H) Na sequência da realização do inquérito, resulta dos autos que a Recorrente reside com os seus três filhos menores e com um tio, sendo única e exclusivamente dos parcos rendimentos da Recorrente, da PSI, do complemento do tio, do apoio à habitação, e do abono de família, que o agregado familiar subsiste, tendo nessa medida sido verificada a condição de recursos, uma vez que o rendimento per capita se situa no montante de Eur: 397,76€.
I) É a Recorrente que suporta todas as despesas com os menores e as despesas básicas do agregado familiar, como sendo água, luz, gás, alimentação, etc.,
J) Conclui-se que a Recorrente reúne as condições legalmente previstas para beneficiar da prestação social do FGAM.
K) O parecer do MP que figura nos autos a fim de acautelar o superior interesse dos menores foi no sentido de “Promovo a intervenção do FGADM, devendo o mesmo proceder ao pagamento do valor da pensão de alimentos em substituição do progenitor incumpridor.”.
L) Salvo melhor opinião, e ao contrário do que resulta do relatório social e da promoção do MP o Tribunal “a quo” andou mal ao decidir como decidiu, fixando apenas o valor de Eur: 65,00€ para cada menor, a suportar pelo FGAM.
M) A experiência e o senso comum dizem-nos que as despesas suportadas com menores tendem a aumentar, ou não fosse a idade daqueles evoluir e as despesas associadas aumentarem.
N) Pelo que, a quantia de Eur: 65,00€ a título de pensão de alimentos fixada e a suportar pelo FGAM é insuficiente para que a Requerente, sozinha, consiga fazer face às despesas dos menores.
O) Se o progenitor obrigado ao pagamento da pensão de alimentos não a suporta, privando a criança desse direito essencial, é o Estado que irá suprir a sua falta.
P) Tendo a obrigação do FGAM uma função de garantia relativa à obrigação do progenitor faltoso em prestar alimentos ao menor, a que, enquanto progenitor estava obrigado, e não satisfez, e que também não foi possível cobrar coercivamente, não deve a mesma ser reduzida, mas sim mantida.
Q) Dos autos resulta a capacidade económica do agregado familiar e as necessidades específicas dos menores, requisitos legais e essenciais para ser atribuído o FGAM, os quais não foram postos em causa, pela decisão em análise.
R) Andou mal o Tribunal “a quo” a ter proferido a decisão no sentido de ser reduzida a prestação mensal a ser paga pelo FGAM, a qual, salvo melhor opinião não se encontra minimamente fundamentada.
S) Mal andou o tribunal ao decidir no sentido de “não sendo obrigatório que a mesma coincida com a fixada em sede de regulação do exercício das responsabilidades parentais, atento a natureza social e jurídica de tal intervenção”.

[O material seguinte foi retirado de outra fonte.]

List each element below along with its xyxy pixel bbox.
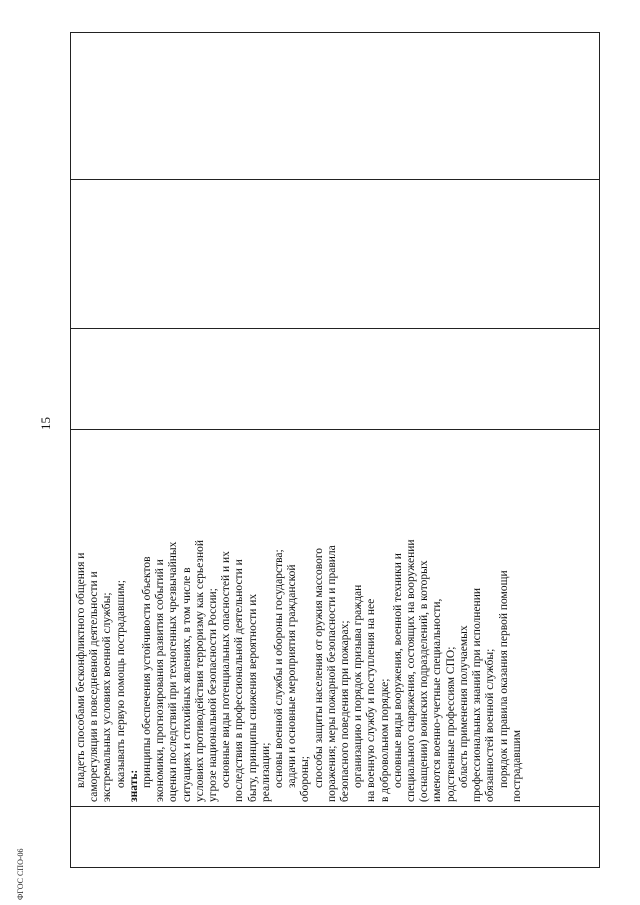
text-line: способы защиты населения от оружия массового (312, 547, 325, 788)
footer-text: ФГОС СПО-06 (16, 848, 25, 900)
text-line: экономики, прогнозирования развития событий и (154, 559, 167, 802)
table-row (71, 33, 600, 868)
text-line: ситуациях и стихийных явлениях, в том числе в (180, 567, 193, 802)
text-line: основные виды потенциальных опасностей и их (220, 551, 233, 788)
text-line: организацию и порядок призыва граждан (352, 584, 365, 788)
table-cell-requirements (71, 430, 600, 807)
text-line: область применения получаемых (457, 625, 470, 788)
text-line: родственные профессиям СПО; (444, 646, 457, 802)
text-line: принципы обеспечения устойчивости объектов (141, 556, 154, 788)
text-line: основы военной службы и обороны государства; (273, 549, 286, 788)
text-line: условиях противодействия терроризму как серьезной (193, 539, 206, 802)
standards-table (70, 32, 600, 868)
text-line: основные виды вооружения, военной техники и (391, 553, 404, 788)
text-line: безопасного поведения при пожарах; (339, 620, 352, 802)
rotated-sheet (38, 38, 600, 868)
text-line: пострадавшим (510, 730, 523, 802)
text-line: реализации; (259, 742, 272, 802)
text-line: саморегуляции в повседневной деятельности и (88, 571, 101, 802)
text-line: угрозе национальной безопасности России; (207, 588, 220, 802)
footer-code (16, 848, 30, 900)
rotated-content (38, 38, 600, 868)
text-line: последствия в профессиональной деятельности и (233, 559, 246, 802)
text-line: обороны; (299, 756, 312, 802)
text-line: порядок и правила оказания первой помощи (497, 570, 510, 788)
text-line: оказывать первую помощь пострадавшим; (114, 580, 127, 788)
page-number: 15 (38, 417, 53, 430)
text-line: имеются военно-учетные специальности, (431, 598, 444, 802)
text-line: в добровольном порядке; (378, 678, 391, 802)
text-line: поражения; меры пожарной безопасности и правила (325, 545, 338, 802)
text-line: знать: (127, 769, 140, 802)
table-cell-empty-4 (71, 33, 600, 180)
text-line: специального снаряжения, состоящих на вооружении (405, 539, 418, 802)
table-cell-empty-3 (71, 180, 600, 329)
requirements-text (71, 430, 524, 806)
text-line: на военную службу и поступления на нее (365, 598, 378, 802)
text-line: экстремальных условиях военной службы; (101, 592, 114, 802)
table-cell-empty-1 (71, 807, 600, 868)
text-line: оценки последствий при техногенных чрезвычайных (167, 541, 180, 802)
text-line: задачи и основные мероприятия гражданской (286, 564, 299, 788)
table-cell-empty-2 (71, 329, 600, 430)
text-line: быту, принципы снижения вероятности их (246, 593, 259, 802)
text-line: (оснащении) воинских подразделений, в которых (418, 560, 431, 802)
text-line: профессиональных знаний при исполнении (471, 587, 484, 802)
text-line: обязанностей военной службы; (484, 648, 497, 802)
text-line: владеть способами бесконфликтного общения и (75, 552, 87, 788)
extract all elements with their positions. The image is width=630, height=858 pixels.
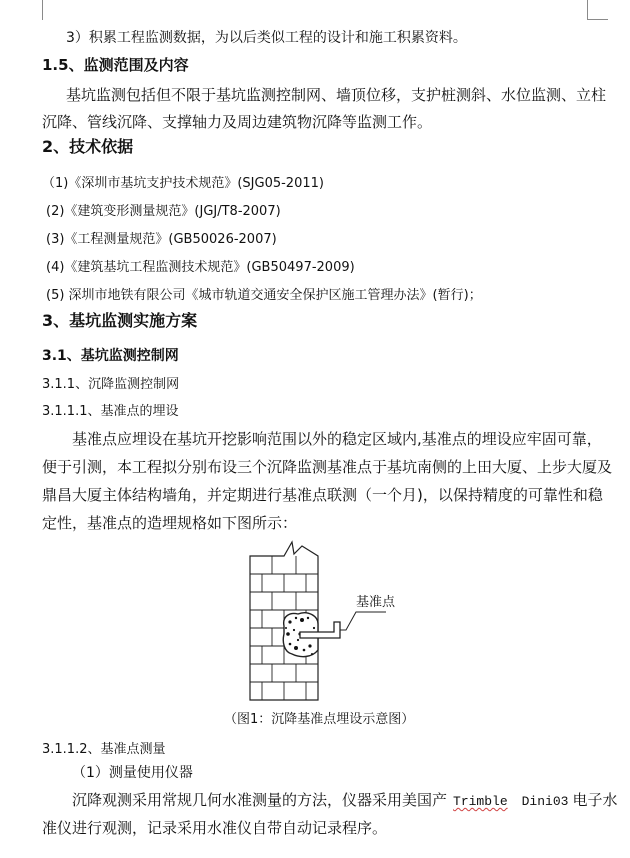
paragraph-line <box>72 789 617 810</box>
paragraph-text: 电子水 <box>572 791 618 809</box>
brand-trimble: Trimble <box>453 794 508 809</box>
paragraph-line: 沉降、管线沉降、支撑轴力及周边建筑物沉降等监测工作。 <box>42 113 433 131</box>
figure-caption: （图1：沉降基准点埋设示意图） <box>224 712 415 727</box>
reference-item: （1)《深圳市基坑支护技术规范》(SJG05-2011) <box>42 176 324 191</box>
paragraph-line: 3）积累工程监测数据，为以后类似工程的设计和施工积累资料。 <box>66 30 467 46</box>
subsection-heading: 3.1、基坑监测控制网 <box>42 348 179 364</box>
section-heading: 2、技术依据 <box>42 137 134 156</box>
paragraph-text: 沉降观测采用常规几何水准测量的方法，仪器采用美国产 <box>72 791 448 809</box>
paragraph-line: 定性，基准点的造埋规格如下图所示： <box>42 514 298 532</box>
figure-label: 基准点 <box>356 595 396 610</box>
crop-mark-left <box>42 0 43 20</box>
paragraph-line: 准仪进行观测，记录采用水准仪自带自动记录程序。 <box>42 819 388 837</box>
section-heading: 3、基坑监测实施方案 <box>42 311 198 330</box>
reference-item: (4)《建筑基坑工程监测技术规范》(GB50497-2009) <box>46 260 355 275</box>
sub-item-heading: （1）测量使用仪器 <box>72 765 193 781</box>
leader-line <box>340 612 386 630</box>
section-heading: 1.5、监测范围及内容 <box>42 56 189 74</box>
paragraph-line: 鼎昌大厦主体结构墙角，并定期进行基准点联测（一个月)，以保持精度的可靠性和稳 <box>42 486 603 504</box>
crop-mark-right-vertical <box>587 0 588 20</box>
reference-item: (2)《建筑变形测量规范》(JGJ/T8-2007) <box>46 204 281 219</box>
paragraph-line: 便于引测，本工程拟分别布设三个沉降监测基准点于基坑南侧的上田大厦、上步大厦及 <box>42 458 613 476</box>
paragraph-line: 基准点应埋设在基坑开挖影响范围以外的稳定区域内,基准点的埋设应牢固可靠， <box>72 430 602 448</box>
reference-item: (5) 深圳市地铁有限公司《城市轨道交通安全保护区施工管理办法》(暂行)； <box>46 288 482 303</box>
model-dini03: Dini03 <box>521 794 569 809</box>
subsection-heading: 3.1.1.1、基准点的埋设 <box>42 404 179 419</box>
benchmark-embedding-figure <box>238 534 438 706</box>
paragraph-line: 基坑监测包括但不限于基坑监测控制网、墙顶位移，支护桩测斜、水位监测、立柱 <box>66 86 607 104</box>
subsection-heading: 3.1.1.2、基准点测量 <box>42 742 166 757</box>
reference-item: (3)《工程测量规范》(GB50026-2007) <box>46 232 277 247</box>
subsection-heading: 3.1.1、沉降监测控制网 <box>42 377 180 392</box>
crop-mark-right-horizontal <box>588 19 608 20</box>
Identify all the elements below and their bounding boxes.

T) Não se pode aceitar que estando em causa a prestação de alimentos aos menores, o valor mensal fixado inicialmente pelo Tribunal, que na data da fixação auferiu as condições do agregado familiar daquele e as suas necessidades, venha agora, alterar a mesma, reduzindo a prestação, quando a tendência face ao decurso do tempo e em função das circunstâncias concretas é que as despesas sejam superiores.
U) Os menores vão continuar a crescer e vão aumentar as suas necessidades com o início/continuação da actividade escolar e condição física.
V) É uma realidade e um circunstancialismo fáctico que não pode deixar de ser ponderado no juízo valorativo a efectuar no momento da emanação de qualquer decisão, situação que o Tribunal “a quo” não considerou.
W) O montante de Eur: 100,00 mensais judicialmente fixado a título de alimentos devidos pelo pai aos menores mostra-se ajustado à efectiva e actual condição económica do agregado familiar das crianças e às concretas necessidades de sustento destas, não se evidenciando que tenham ocorrido quaisquer alterações aos pressupostos em que assentou a determinação daquele valor no processo principal ou o desajuste de tal atribuição, sendo que, os montantes indicados não sofreram actualização desde a data da sua estipulação.
X) A situação actual dos menores e do agregado familiar em que se inserem revelam que os mesmos continuam a carecer da prestação alimentícia nos exactos termos fixados ao progenitor incumpridor, não se detectando, nomeadamente, a alteração das necessidades de sustento dos indicados menores ou dos rendimentos do agregado familiar da requerente, sua mãe, com quem vivem, que imponham a redução do respectivo valor.
Y) Pelo que a prestação a cargo do FGAM deverá manter-se em montante equivalente ao que foi fixado ao Requerido no processo principal.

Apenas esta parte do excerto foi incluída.